Why were horses valued above all other beasts in the Byzantine Empire? How did ivory connect Portugal and West Africa? And how did mice betray adulterous lovers during the Aztec era?
Answers to these and other intriguing questions are revealed in the reimagined UCLA journal Viator, founded in 1971. Like almost all journals delving into the Middle Ages, Viator has previously focused almost exclusively on medieval Europe. However, the journal has now taken its explorations worldwide, examining that often-misunderstood era on a global level. It’s an evolution that reflects the pedagogic revolution that, in 2021, saw UCLA’s Center for Medieval and Renaissance Studies transform itself into the UCLA CMRS Center for Early Global Studies.
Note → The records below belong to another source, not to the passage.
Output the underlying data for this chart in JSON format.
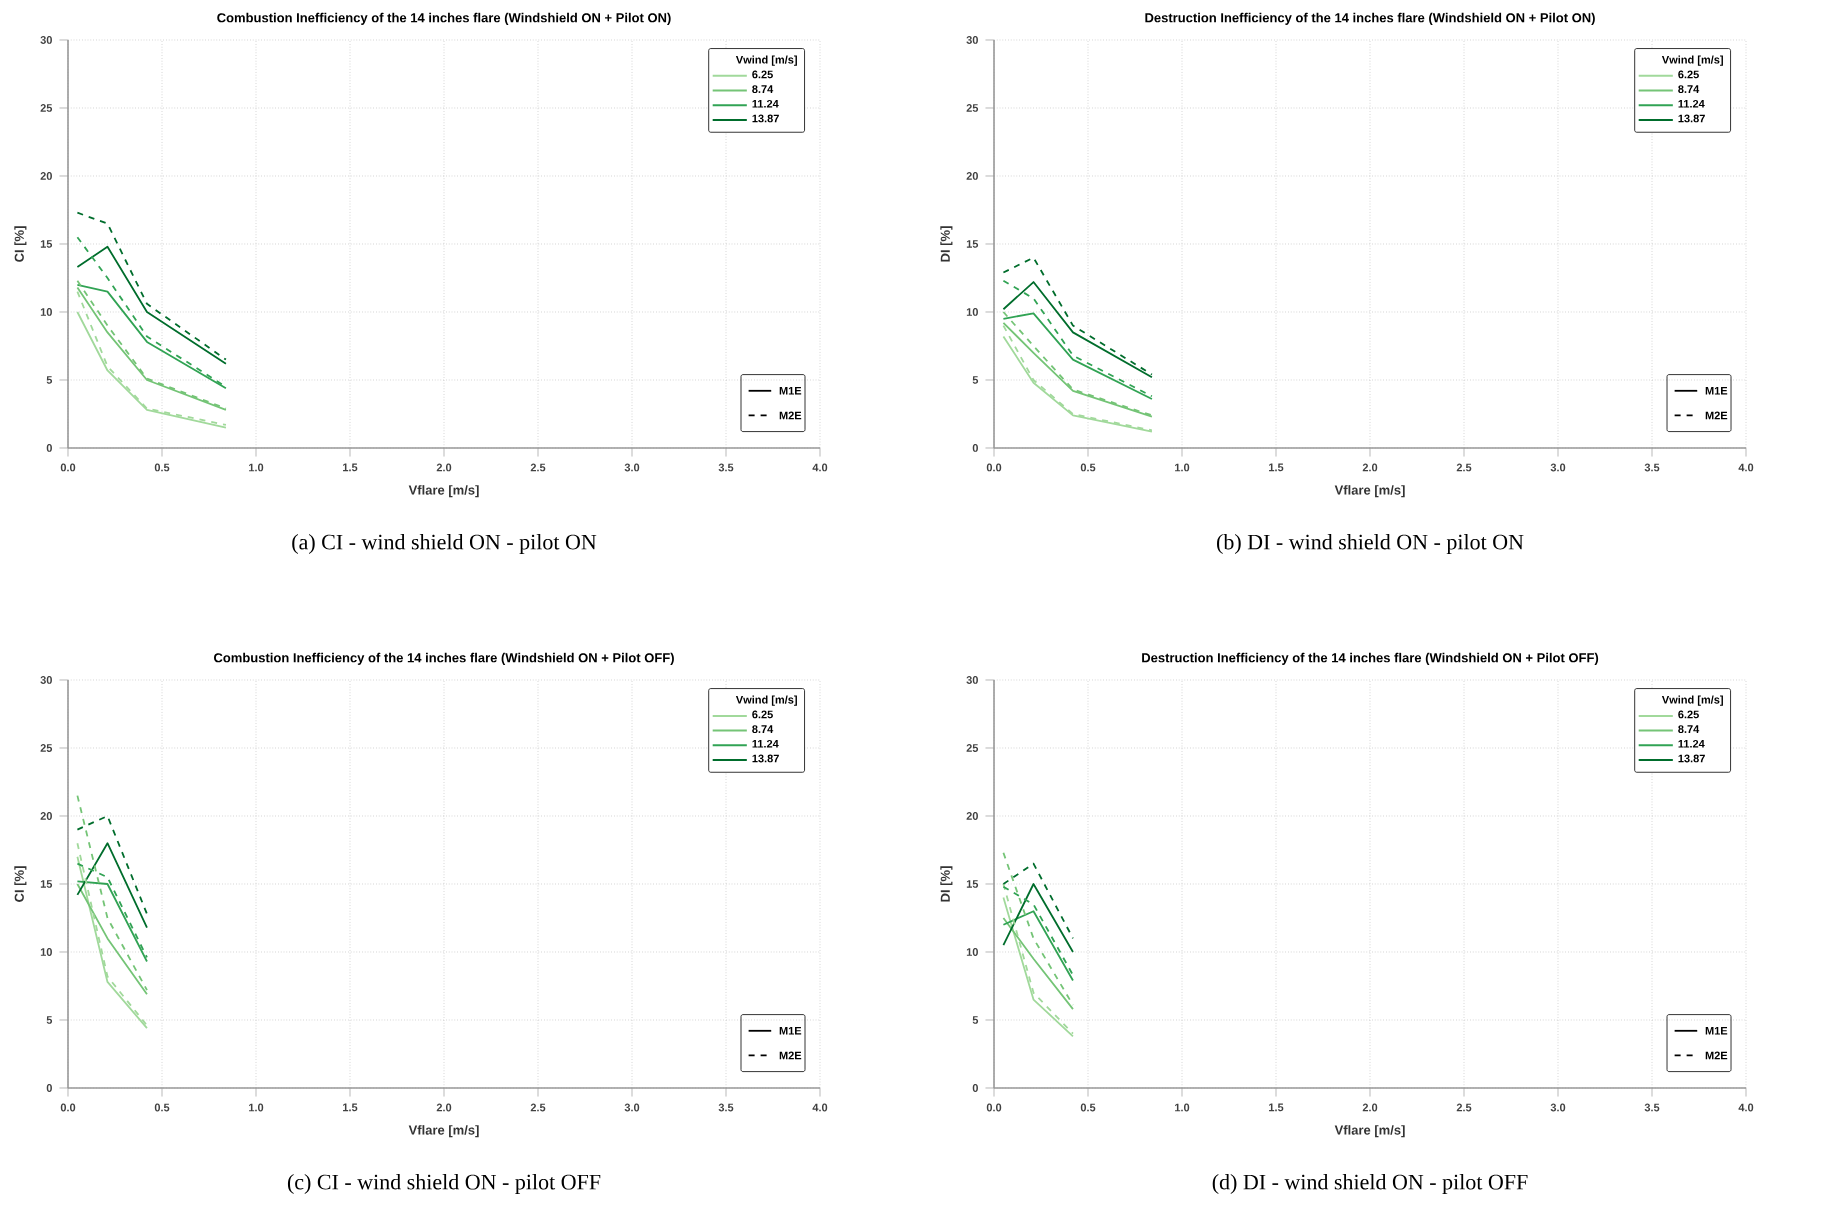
{
  "chart_data": [
    {
      "type": "line",
      "title": "Combustion Inefficiency of the 14 inches flare (Windshield ON + Pilot ON)",
      "xlabel": "Vflare [m/s]",
      "ylabel": "CI [%]",
      "legend_title": "Vwind [m/s]",
      "legend": "top right",
      "grid": true,
      "x": [
        0.05,
        0.21,
        0.42,
        0.84
      ],
      "series": [
        {
          "name": "6.25",
          "color": "#a1d99b",
          "line_style": "solid",
          "values": [
            10,
            5.7,
            2.8,
            1.5
          ]
        },
        {
          "name": "8.74",
          "color": "#74c476",
          "line_style": "solid",
          "values": [
            11.8,
            8.5,
            5.0,
            2.8
          ]
        },
        {
          "name": "11.24",
          "color": "#31a354",
          "line_style": "solid",
          "values": [
            12,
            11.5,
            7.8,
            4.4
          ]
        },
        {
          "name": "13.87",
          "color": "#006d2c",
          "line_style": "solid",
          "values": [
            13.3,
            14.8,
            10.0,
            6.2
          ]
        },
        {
          "color": "#a1d99b",
          "line_style": "dashed",
          "values": [
            11.5,
            6.0,
            2.9,
            1.7
          ]
        },
        {
          "color": "#74c476",
          "line_style": "dashed",
          "values": [
            12.3,
            9.0,
            5.1,
            2.9
          ]
        },
        {
          "color": "#31a354",
          "line_style": "dashed",
          "values": [
            15.5,
            12.5,
            8.2,
            4.5
          ]
        },
        {
          "color": "#006d2c",
          "line_style": "dashed",
          "values": [
            17.3,
            16.5,
            10.6,
            6.5
          ]
        }
      ],
      "xlim": [
        0,
        4
      ],
      "ylim": [
        0,
        30
      ],
      "xticks": [
        {
          "value": 0,
          "label": "0.0"
        },
        {
          "value": 0.5,
          "label": "0.5"
        },
        {
          "value": 1,
          "label": "1.0"
        },
        {
          "value": 1.5,
          "label": "1.5"
        },
        {
          "value": 2,
          "label": "2.0"
        },
        {
          "value": 2.5,
          "label": "2.5"
        },
        {
          "value": 3,
          "label": "3.0"
        },
        {
          "value": 3.5,
          "label": "3.5"
        },
        {
          "value": 4,
          "label": "4.0"
        }
      ],
      "yticks": [
        0,
        5,
        10,
        15,
        20,
        25,
        30
      ],
      "annotations": [
        "M1E",
        "M2E",
        "(a) CI - wind shield ON - pilot ON"
      ]
    },
    {
      "type": "line",
      "title": "Destruction Inefficiency of the 14 inches flare (Windshield ON + Pilot ON)",
      "xlabel": "Vflare [m/s]",
      "ylabel": "DI [%]",
      "legend_title": "Vwind [m/s]",
      "legend": "top right",
      "grid": true,
      "x": [
        0.05,
        0.21,
        0.42,
        0.84
      ],
      "series": [
        {
          "name": "6.25",
          "color": "#a1d99b",
          "line_style": "solid",
          "values": [
            8.2,
            4.8,
            2.4,
            1.2
          ]
        },
        {
          "name": "8.74",
          "color": "#74c476",
          "line_style": "solid",
          "values": [
            9.2,
            7.0,
            4.2,
            2.3
          ]
        },
        {
          "name": "11.24",
          "color": "#31a354",
          "line_style": "solid",
          "values": [
            9.5,
            9.9,
            6.5,
            3.6
          ]
        },
        {
          "name": "13.87",
          "color": "#006d2c",
          "line_style": "solid",
          "values": [
            10.2,
            12.2,
            8.5,
            5.2
          ]
        },
        {
          "color": "#a1d99b",
          "line_style": "dashed",
          "values": [
            9.0,
            5.0,
            2.5,
            1.3
          ]
        },
        {
          "color": "#74c476",
          "line_style": "dashed",
          "values": [
            10,
            7.5,
            4.3,
            2.4
          ]
        },
        {
          "color": "#31a354",
          "line_style": "dashed",
          "values": [
            12.3,
            11,
            6.8,
            3.8
          ]
        },
        {
          "color": "#006d2c",
          "line_style": "dashed",
          "values": [
            12.9,
            14.0,
            9.0,
            5.4
          ]
        }
      ],
      "xlim": [
        0,
        4
      ],
      "ylim": [
        0,
        30
      ],
      "xticks": [
        {
          "value": 0,
          "label": "0.0"
        },
        {
          "value": 0.5,
          "label": "0.5"
        },
        {
          "value": 1,
          "label": "1.0"
        },
        {
          "value": 1.5,
          "label": "1.5"
        },
        {
          "value": 2,
          "label": "2.0"
        },
        {
          "value": 2.5,
          "label": "2.5"
        },
        {
          "value": 3,
          "label": "3.0"
        },
        {
          "value": 3.5,
          "label": "3.5"
        },
        {
          "value": 4,
          "label": "4.0"
        }
      ],
      "yticks": [
        0,
        5,
        10,
        15,
        20,
        25,
        30
      ],
      "annotations": [
        "M1E",
        "M2E",
        "(b) DI - wind shield ON - pilot ON"
      ]
    },
    {
      "type": "line",
      "title": "Combustion Inefficiency of the 14 inches flare (Windshield ON + Pilot OFF)",
      "xlabel": "Vflare [m/s]",
      "ylabel": "CI [%]",
      "legend_title": "Vwind [m/s]",
      "legend": "top right",
      "grid": true,
      "x": [
        0.05,
        0.21,
        0.42
      ],
      "series": [
        {
          "name": "6.25",
          "color": "#a1d99b",
          "line_style": "solid",
          "values": [
            17,
            7.8,
            4.4
          ]
        },
        {
          "name": "8.74",
          "color": "#74c476",
          "line_style": "solid",
          "values": [
            15,
            11,
            6.9
          ]
        },
        {
          "name": "11.24",
          "color": "#31a354",
          "line_style": "solid",
          "values": [
            15.2,
            15.0,
            9.3
          ]
        },
        {
          "name": "13.87",
          "color": "#006d2c",
          "line_style": "solid",
          "values": [
            14.2,
            18,
            11.8
          ]
        },
        {
          "color": "#a1d99b",
          "line_style": "dashed",
          "values": [
            18,
            8.2,
            4.6
          ]
        },
        {
          "color": "#74c476",
          "line_style": "dashed",
          "values": [
            21.5,
            12.5,
            7.2
          ]
        },
        {
          "color": "#31a354",
          "line_style": "dashed",
          "values": [
            16.5,
            15.5,
            9.6
          ]
        },
        {
          "color": "#006d2c",
          "line_style": "dashed",
          "values": [
            19,
            20,
            12.8
          ]
        }
      ],
      "xlim": [
        0,
        4
      ],
      "ylim": [
        0,
        30
      ],
      "xticks": [
        {
          "value": 0,
          "label": "0.0"
        },
        {
          "value": 0.5,
          "label": "0.5"
        },
        {
          "value": 1,
          "label": "1.0"
        },
        {
          "value": 1.5,
          "label": "1.5"
        },
        {
          "value": 2,
          "label": "2.0"
        },
        {
          "value": 2.5,
          "label": "2.5"
        },
        {
          "value": 3,
          "label": "3.0"
        },
        {
          "value": 3.5,
          "label": "3.5"
        },
        {
          "value": 4,
          "label": "4.0"
        }
      ],
      "yticks": [
        0,
        5,
        10,
        15,
        20,
        25,
        30
      ],
      "annotations": [
        "M1E",
        "M2E",
        "(c) CI - wind shield ON - pilot OFF"
      ]
    },
    {
      "type": "line",
      "title": "Destruction Inefficiency of the 14 inches flare (Windshield ON + Pilot OFF)",
      "xlabel": "Vflare [m/s]",
      "ylabel": "DI [%]",
      "legend_title": "Vwind [m/s]",
      "legend": "top right",
      "grid": true,
      "x": [
        0.05,
        0.21,
        0.42
      ],
      "series": [
        {
          "name": "6.25",
          "color": "#a1d99b",
          "line_style": "solid",
          "values": [
            14,
            6.5,
            3.8
          ]
        },
        {
          "name": "8.74",
          "color": "#74c476",
          "line_style": "solid",
          "values": [
            12.5,
            9.5,
            5.8
          ]
        },
        {
          "name": "11.24",
          "color": "#31a354",
          "line_style": "solid",
          "values": [
            12,
            13,
            7.9
          ]
        },
        {
          "name": "13.87",
          "color": "#006d2c",
          "line_style": "solid",
          "values": [
            10.5,
            15,
            10.0
          ]
        },
        {
          "color": "#a1d99b",
          "line_style": "dashed",
          "values": [
            15,
            7,
            4.0
          ]
        },
        {
          "color": "#74c476",
          "line_style": "dashed",
          "values": [
            17.3,
            11,
            6.1
          ]
        },
        {
          "color": "#31a354",
          "line_style": "dashed",
          "values": [
            14.8,
            13.5,
            8.3
          ]
        },
        {
          "color": "#006d2c",
          "line_style": "dashed",
          "values": [
            15,
            16.5,
            11
          ]
        }
      ],
      "xlim": [
        0,
        4
      ],
      "ylim": [
        0,
        30
      ],
      "xticks": [
        {
          "value": 0,
          "label": "0.0"
        },
        {
          "value": 0.5,
          "label": "0.5"
        },
        {
          "value": 1,
          "label": "1.0"
        },
        {
          "value": 1.5,
          "label": "1.5"
        },
        {
          "value": 2,
          "label": "2.0"
        },
        {
          "value": 2.5,
          "label": "2.5"
        },
        {
          "value": 3,
          "label": "3.0"
        },
        {
          "value": 3.5,
          "label": "3.5"
        },
        {
          "value": 4,
          "label": "4.0"
        }
      ],
      "yticks": [
        0,
        5,
        10,
        15,
        20,
        25,
        30
      ],
      "annotations": [
        "M1E",
        "M2E",
        "(d) DI - wind shield ON - pilot OFF"
      ]
    }
  ]
}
While the reinvented Viator still examines Europe between the decline of Rome and the Renaissance, it’s also now exploring topics as diverse as Shogun-era Japan, the African rulers at Great Zimbabwe, Mogul traders and the 16th-century Mesoamerican illustrations known as the Florentine Codex.
“The very nature of academia is to rethink what we thought we knew,” says Matthew Fisher, associate professor in the UCLA Department of English and the journal’s new editor. Next year, Fisher will oversee a symposium on medieval literature, with books and manuscripts from around the world. “Rethinking medieval history, literature and culture has become urgent because of the racist distortion of European history, such as the right-wing appropriation of imagery from the Crusades as an all-white fantasy, when it was a lot more complex than that.”
The ideological challenge, the internet, and new dialogues among historians have, he says, “brought a new energy to the study of the medieval world.”